Background information
- Also known as: Claud9
- Born: Claudio Maino Mario
- Genres: Soundtrack
- Occupation: Music Composer
- Years active: 1994–present
- Website: www.claudiopelissero.com

= Claudio Pelissero =

Italian musician

Claudio Pelissero is an Italian music composer and producer of original soundtracks for film and television and, under the pseudonym Claud9, of electronic music. In 2000, he composed the original soundtrack for the motion picture Venti winning the award for the best original score at the Brooklyn International Film Festival.
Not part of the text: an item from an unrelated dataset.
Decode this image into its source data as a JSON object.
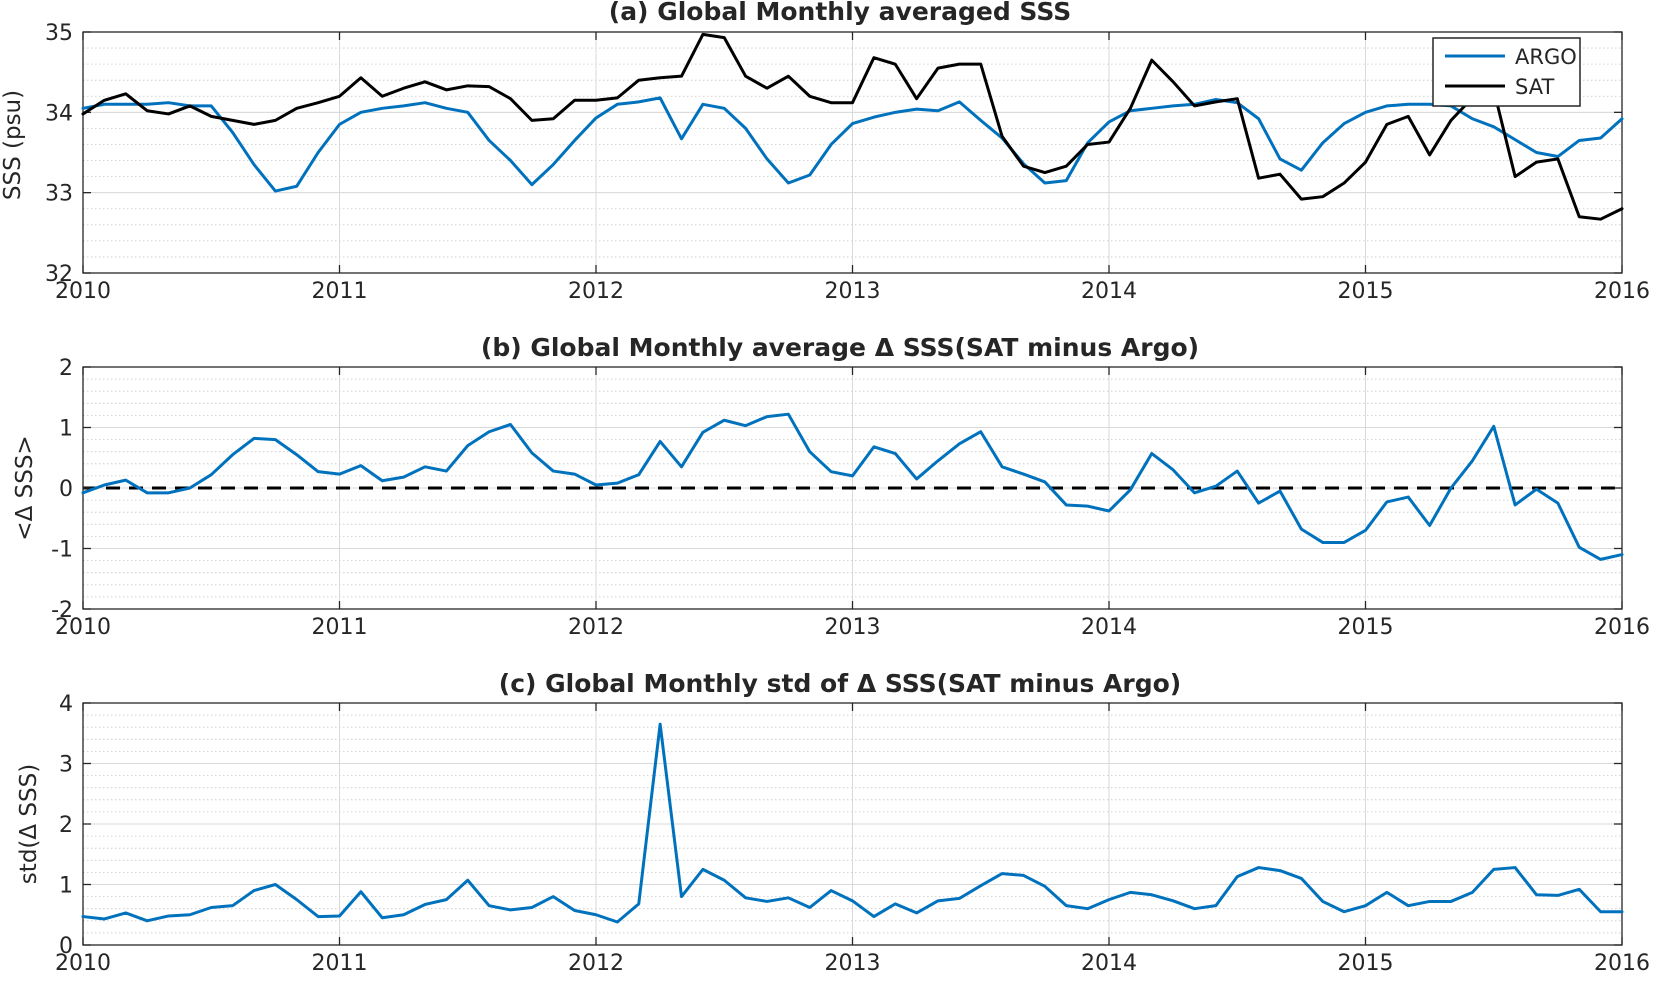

In 2013 he composed the original theme for the ESPN Broadcast Open NBA Finals and the original soundtrack for the documentary, All I Can, produced by Sherpas Cinema.
He is the composer of two famous electronic compositions "Cygnes" and "Rain" released by Armada Music and Black Hole Recordings and are part of two popular and best seller compilation albums : "Cygnes" - A State of Trance 2008 and "Rain" - Toronto '09.
The composition "Cygnes" is also included in the soundtrack of the bestseller video game Forza Motorsport 3.
In 2010 he composed the original soundtrack for the film, Maledimiele (published by Warner/Chappell Music) presented at the Venice Film Festival.
In 2013 his composition "Transformations" is used for the promotional trailer of Beyoncé world tour Mrs. Carter Show World Tour.

In 2014 his compositions "ION" and "BEAST" have been used for the promotional trailer of the video game Call of Duty: Ghosts produced by Activision.